Senate votes to strengthen sanctions on both Russia and Iran

In a rare show of bipartisanship on foreign policy, the Senate voted overwhelmingly on Thursday for a bill that would toughen sanctions on Russia for interfering in the 2016 U.S. elections, as well slap new sanctions on Iran for efforts to expand its long range missile program. The vote was 98-2, with only Sen. Rand Paul (R-KY), and Sen. Bernie Sanders (I-VT) voting against the measure.

"This is a very, very strong piece of legislation," said Sen. Bob Corker (R-TN), the Chairman of the Senate Foreign Relations Committee, who noted that in many ways it was developed "under the radar" because it was bipartisan in nature.

"Today the United States Senate is asserting its responsibilities as it relates to foreign policy," Corker added on the Senate floor.

"First, it stands up to the aggression of Russia and Iran," said Sen. Ben Cardin (D-MD).

Final approval of the bill came a day after a 97-2 vote in favor of an amendment to the Iran Sanctions bill that puts into law existing American sanctions against Russia, dealing not only with U.S. protests over aggression in Crimea and Ukraine, but also in response to Russian cyber attacks linked to the 2016 elections.

"The additional Iran and Russia sanctions that passed today give the administration the necessary tools to deter threats from these regimes," said Sen. John Thune (R-SD).

Currently, President Trump could relax the Russian sanctions unilaterally; these provisions would take that power away from him, and force any changes to go through the Congress.

This bill still must go to the House for consideration; it's not clear whether it will be advanced by GOP leaders there, as the Trump Administration is not pleased with some of the details.

"I would urge Congress to ensure any legislation allows the president to have the flexibility to adjust sanctions," Secretary of State Rex Tillerson said on Wednesday in an appearance before the House Foreign Affairs Committee.

The vote to strengthen sanctions against Russia - which Senators on both parties made clear was designed to send a message on Russian meddling in the 2016 elections - came hours after President Donald Trump had again mocked the investigation surrounding those charges.

"You are witnessing the single greatest WITCH HUNT in American political history," the President wrote on Twitter.

On the Iran sanctions, despite some opposition from a few officials in the Obama Administration, the plan focuses extra sanctions on Iranian support for terrorism, human rights abuses, and most importantly the work on a ballistic missile program.

As for those opposed to the measure, Sen. Bernie Sanders (I-VT) said the plan left him with no good choice.

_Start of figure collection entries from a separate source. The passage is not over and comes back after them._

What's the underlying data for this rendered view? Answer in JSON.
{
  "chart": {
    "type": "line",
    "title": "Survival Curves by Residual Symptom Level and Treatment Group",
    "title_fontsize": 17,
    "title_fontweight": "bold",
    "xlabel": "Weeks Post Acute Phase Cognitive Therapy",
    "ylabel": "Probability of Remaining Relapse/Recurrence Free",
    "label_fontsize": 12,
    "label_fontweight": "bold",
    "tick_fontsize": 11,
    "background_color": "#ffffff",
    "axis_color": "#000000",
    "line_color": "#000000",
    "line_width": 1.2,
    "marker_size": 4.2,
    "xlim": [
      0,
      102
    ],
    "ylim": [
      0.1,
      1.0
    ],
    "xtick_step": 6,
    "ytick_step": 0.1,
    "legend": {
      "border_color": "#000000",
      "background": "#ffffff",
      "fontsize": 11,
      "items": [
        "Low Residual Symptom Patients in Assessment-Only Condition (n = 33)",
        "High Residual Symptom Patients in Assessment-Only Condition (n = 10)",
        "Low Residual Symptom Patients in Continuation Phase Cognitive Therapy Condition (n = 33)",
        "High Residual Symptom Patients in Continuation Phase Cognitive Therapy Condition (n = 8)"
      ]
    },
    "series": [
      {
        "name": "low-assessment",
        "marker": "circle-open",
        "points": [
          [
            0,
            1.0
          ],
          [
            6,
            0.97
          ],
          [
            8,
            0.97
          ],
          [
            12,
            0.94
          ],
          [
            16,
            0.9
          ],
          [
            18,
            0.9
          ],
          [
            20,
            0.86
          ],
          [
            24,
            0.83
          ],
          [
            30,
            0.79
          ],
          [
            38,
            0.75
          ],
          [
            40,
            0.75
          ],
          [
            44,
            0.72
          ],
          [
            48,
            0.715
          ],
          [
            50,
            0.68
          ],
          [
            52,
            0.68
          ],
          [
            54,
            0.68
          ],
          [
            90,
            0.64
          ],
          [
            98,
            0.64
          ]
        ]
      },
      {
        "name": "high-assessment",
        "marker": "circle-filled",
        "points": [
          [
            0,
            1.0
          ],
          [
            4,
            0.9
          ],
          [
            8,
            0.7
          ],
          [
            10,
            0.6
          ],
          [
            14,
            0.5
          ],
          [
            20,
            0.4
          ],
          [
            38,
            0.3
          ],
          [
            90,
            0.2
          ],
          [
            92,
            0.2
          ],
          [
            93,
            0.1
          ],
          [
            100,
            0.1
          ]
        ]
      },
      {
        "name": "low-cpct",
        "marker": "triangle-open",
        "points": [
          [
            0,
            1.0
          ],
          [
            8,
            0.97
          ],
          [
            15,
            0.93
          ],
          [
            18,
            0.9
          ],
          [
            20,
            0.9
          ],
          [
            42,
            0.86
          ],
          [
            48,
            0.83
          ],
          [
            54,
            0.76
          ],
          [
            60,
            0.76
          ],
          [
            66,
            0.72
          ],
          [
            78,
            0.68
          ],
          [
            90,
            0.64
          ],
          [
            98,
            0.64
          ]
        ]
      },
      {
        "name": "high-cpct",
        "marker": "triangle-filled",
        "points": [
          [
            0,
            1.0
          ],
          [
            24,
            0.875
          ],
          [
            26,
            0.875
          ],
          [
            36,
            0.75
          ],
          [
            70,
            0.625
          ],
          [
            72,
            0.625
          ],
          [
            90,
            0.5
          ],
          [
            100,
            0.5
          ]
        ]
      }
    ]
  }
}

"I am strongly supportive of the sanctions on Russia included in this bill," Sanders said in a statement. "It is unacceptable for Russia to interfere in our elections here in the United States, or anywhere around the world."

"But I believe that these new sanctions could endanger the very important nuclear agreement that was signed between the United States, its partners and Iran in 2015," Sanders added.